Die beiden Ärzte Jean Francois Bonnet und Ciara Nolan bekämpfen ansonsten in ihrem Job das Corona-Virus. An diesem Tag gönnen sie sich eine Auszeit in den irischen Wicklow-Bergen. Doch als sie auf dem Berg den völlig entkräfteten Golden Retriever entdecken, beginnt ein Kampf um sein Leben.

Arzt trägt den unterkühlten Hund ins Tal

Der Vierbeiner ist so unterkühlt, dass er nicht einmal mehr selbstständig laufen kann. Kurzerhand wickeln ihn die beiden Ärzte in eine Jacke und Bonnet steckt den Golden Retriever in seinen Trekking-Rucksack, um ihn tragen zu können. Dann geht es mit dem etwa 30 Kilo schweren Hund den Berg hinunter – 10 Kilometer sind es bis ins Tal. 
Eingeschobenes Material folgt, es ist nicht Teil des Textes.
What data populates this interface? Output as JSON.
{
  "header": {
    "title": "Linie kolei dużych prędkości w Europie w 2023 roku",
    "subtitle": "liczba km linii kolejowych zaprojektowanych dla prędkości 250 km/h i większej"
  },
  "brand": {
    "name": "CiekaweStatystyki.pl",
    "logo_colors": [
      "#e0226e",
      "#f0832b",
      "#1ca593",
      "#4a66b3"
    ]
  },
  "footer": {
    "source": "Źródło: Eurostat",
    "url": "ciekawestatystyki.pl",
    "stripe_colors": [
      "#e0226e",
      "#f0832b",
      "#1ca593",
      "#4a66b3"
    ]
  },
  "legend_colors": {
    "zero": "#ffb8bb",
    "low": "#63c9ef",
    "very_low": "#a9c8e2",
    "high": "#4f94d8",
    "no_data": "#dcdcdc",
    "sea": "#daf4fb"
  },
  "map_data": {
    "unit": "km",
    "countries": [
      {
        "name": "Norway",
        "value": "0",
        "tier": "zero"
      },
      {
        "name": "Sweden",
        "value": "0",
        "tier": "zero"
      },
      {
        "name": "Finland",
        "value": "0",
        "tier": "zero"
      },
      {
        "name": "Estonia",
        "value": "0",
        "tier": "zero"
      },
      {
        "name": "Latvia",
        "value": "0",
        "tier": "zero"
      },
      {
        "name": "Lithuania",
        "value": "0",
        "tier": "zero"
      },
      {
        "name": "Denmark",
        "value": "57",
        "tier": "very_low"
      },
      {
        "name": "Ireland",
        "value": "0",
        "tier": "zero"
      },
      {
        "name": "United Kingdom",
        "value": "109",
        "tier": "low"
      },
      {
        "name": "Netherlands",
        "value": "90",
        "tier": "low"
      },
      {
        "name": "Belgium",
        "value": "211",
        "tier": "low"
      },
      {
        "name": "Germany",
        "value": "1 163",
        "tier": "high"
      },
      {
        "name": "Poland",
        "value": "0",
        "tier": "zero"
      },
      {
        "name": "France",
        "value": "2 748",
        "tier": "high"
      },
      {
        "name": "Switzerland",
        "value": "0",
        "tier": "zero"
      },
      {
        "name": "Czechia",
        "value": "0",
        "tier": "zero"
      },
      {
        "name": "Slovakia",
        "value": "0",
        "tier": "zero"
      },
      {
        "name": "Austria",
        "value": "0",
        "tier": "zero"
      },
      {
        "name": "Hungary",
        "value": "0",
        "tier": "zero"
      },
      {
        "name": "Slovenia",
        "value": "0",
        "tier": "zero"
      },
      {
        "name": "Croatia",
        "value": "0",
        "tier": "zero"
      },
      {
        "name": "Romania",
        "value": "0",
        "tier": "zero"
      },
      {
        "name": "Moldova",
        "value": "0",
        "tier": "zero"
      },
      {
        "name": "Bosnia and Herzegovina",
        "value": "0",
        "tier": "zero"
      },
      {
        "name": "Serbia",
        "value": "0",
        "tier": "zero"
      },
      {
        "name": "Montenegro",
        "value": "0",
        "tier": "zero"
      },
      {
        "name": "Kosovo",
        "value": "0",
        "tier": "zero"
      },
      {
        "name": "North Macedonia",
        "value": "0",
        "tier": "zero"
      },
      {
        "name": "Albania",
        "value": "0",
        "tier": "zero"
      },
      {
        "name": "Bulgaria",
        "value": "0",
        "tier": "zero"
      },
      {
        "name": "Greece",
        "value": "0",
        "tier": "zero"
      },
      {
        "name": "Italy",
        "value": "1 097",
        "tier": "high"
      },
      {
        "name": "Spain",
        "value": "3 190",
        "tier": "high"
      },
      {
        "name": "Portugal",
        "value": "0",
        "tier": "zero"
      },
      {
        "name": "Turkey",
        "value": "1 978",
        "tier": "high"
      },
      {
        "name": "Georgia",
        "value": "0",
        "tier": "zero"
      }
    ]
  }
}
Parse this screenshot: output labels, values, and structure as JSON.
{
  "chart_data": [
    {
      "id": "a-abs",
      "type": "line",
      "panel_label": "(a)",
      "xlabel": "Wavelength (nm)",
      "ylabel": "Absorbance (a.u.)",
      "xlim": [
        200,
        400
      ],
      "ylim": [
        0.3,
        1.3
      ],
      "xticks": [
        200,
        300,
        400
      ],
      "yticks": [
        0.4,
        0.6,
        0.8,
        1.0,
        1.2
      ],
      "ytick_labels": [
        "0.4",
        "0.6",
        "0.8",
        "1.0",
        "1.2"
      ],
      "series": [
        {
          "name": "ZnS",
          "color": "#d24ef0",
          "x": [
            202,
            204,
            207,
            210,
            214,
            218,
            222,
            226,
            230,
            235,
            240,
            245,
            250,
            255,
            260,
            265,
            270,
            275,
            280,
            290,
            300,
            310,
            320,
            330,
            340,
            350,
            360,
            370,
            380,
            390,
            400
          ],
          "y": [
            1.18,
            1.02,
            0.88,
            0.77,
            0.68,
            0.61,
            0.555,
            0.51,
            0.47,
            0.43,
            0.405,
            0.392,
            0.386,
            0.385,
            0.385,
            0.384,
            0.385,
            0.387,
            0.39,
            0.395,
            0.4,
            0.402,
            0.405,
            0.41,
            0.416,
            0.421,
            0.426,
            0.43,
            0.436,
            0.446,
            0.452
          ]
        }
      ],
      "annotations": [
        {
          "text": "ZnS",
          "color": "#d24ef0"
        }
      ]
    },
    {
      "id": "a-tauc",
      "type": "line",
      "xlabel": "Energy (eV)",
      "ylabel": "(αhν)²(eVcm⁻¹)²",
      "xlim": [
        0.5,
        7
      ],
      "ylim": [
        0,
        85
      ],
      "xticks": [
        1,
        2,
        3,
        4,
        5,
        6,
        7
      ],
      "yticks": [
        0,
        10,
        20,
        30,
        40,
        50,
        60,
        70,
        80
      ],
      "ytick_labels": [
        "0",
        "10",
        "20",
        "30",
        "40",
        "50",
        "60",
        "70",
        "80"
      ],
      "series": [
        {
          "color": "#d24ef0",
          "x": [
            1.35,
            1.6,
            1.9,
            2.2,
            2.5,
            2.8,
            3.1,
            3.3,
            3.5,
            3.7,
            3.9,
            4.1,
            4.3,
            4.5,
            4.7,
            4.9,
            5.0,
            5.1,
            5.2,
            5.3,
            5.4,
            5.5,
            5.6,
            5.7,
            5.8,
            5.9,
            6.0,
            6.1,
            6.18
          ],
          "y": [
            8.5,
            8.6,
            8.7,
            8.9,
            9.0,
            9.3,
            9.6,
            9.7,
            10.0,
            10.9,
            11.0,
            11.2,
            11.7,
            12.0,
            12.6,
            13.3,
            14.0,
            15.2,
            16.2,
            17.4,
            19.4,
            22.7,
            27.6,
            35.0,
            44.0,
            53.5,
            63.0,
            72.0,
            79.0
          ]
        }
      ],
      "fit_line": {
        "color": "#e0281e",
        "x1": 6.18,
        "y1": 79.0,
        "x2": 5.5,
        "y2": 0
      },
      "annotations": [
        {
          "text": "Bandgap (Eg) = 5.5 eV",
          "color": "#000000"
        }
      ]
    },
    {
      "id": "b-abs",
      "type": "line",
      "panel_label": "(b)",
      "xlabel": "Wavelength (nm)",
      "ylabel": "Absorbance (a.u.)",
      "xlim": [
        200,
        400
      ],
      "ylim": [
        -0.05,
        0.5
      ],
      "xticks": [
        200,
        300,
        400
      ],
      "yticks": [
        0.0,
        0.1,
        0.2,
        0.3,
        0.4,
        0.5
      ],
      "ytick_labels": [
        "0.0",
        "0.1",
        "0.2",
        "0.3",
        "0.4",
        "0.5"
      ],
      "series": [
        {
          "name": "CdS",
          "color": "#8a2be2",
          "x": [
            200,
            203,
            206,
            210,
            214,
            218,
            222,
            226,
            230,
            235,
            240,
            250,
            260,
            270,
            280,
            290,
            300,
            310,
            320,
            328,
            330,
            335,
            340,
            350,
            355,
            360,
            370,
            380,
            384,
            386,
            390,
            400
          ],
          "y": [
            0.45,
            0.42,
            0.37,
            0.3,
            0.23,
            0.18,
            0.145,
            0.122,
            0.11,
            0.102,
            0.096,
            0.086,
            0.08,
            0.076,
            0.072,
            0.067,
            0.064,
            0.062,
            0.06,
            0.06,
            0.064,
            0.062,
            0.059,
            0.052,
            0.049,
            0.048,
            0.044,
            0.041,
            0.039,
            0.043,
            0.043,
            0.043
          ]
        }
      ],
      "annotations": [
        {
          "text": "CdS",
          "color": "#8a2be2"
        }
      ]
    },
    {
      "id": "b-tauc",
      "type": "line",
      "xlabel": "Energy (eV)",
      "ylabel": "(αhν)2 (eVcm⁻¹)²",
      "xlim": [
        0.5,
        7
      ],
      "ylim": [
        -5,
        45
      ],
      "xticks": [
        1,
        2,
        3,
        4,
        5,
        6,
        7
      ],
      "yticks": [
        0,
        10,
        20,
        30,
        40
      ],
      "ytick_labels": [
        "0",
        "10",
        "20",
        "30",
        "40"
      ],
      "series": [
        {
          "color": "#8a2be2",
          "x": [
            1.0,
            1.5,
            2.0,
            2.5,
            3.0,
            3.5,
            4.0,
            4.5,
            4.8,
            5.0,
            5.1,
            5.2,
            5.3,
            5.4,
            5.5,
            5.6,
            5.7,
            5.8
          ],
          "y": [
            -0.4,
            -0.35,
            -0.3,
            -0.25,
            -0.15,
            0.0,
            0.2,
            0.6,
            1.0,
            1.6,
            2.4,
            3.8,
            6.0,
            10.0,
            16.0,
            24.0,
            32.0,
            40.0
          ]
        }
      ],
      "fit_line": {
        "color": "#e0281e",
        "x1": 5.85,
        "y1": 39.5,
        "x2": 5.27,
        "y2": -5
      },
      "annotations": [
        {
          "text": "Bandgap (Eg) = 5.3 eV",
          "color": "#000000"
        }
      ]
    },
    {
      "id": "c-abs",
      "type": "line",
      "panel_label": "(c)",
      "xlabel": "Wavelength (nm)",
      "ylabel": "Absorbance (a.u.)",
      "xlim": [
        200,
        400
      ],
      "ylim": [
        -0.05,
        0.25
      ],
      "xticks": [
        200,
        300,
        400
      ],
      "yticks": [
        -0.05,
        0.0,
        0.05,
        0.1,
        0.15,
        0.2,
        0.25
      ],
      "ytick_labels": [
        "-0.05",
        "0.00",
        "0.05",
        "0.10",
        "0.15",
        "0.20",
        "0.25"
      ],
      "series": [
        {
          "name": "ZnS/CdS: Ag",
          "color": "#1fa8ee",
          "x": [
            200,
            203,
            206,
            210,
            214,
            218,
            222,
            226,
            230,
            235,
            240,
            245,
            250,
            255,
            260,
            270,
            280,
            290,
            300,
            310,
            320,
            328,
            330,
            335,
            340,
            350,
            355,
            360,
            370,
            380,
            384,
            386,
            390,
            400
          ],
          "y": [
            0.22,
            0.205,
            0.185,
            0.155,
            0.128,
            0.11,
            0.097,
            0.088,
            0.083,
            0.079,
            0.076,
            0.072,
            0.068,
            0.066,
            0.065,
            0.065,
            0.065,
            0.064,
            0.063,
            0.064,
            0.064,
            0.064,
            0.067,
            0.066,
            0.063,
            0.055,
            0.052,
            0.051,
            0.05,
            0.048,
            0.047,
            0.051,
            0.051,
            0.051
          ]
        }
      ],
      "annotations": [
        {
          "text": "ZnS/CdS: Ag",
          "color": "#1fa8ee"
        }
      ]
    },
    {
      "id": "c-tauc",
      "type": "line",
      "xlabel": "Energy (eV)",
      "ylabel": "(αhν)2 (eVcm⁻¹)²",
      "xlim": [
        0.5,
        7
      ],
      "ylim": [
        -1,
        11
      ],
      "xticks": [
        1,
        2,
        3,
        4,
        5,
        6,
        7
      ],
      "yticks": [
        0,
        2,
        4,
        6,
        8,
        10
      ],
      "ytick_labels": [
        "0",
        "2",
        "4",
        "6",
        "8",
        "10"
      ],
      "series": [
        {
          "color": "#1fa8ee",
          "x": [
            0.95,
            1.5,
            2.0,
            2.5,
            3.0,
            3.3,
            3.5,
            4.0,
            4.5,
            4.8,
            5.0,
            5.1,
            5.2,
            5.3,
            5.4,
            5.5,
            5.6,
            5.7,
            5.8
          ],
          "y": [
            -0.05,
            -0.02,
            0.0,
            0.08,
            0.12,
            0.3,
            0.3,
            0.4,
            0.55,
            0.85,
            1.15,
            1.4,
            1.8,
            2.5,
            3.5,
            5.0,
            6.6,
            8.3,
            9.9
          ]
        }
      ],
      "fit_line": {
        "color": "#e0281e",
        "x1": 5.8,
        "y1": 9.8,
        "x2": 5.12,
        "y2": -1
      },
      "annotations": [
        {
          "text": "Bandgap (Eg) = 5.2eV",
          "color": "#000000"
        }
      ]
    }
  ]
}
In ihrem Quartier tun die beiden Ärzte alles Nötige, um den Hund wieder vorsichtig aufzuwärmen. Schon bald geht es ihm zum Glück wieder besser. Doch damit nicht genug, denn Bonnet und Nolan starten dann auch noch direkt die Suche nach den Haltern – und auch das klappt. Die Halter sind überglücklich, als sie ihren Liebling wieder in die Arme schließen können, denn der Golden Retriever ist 14 Tage zuvor ausgebüxt.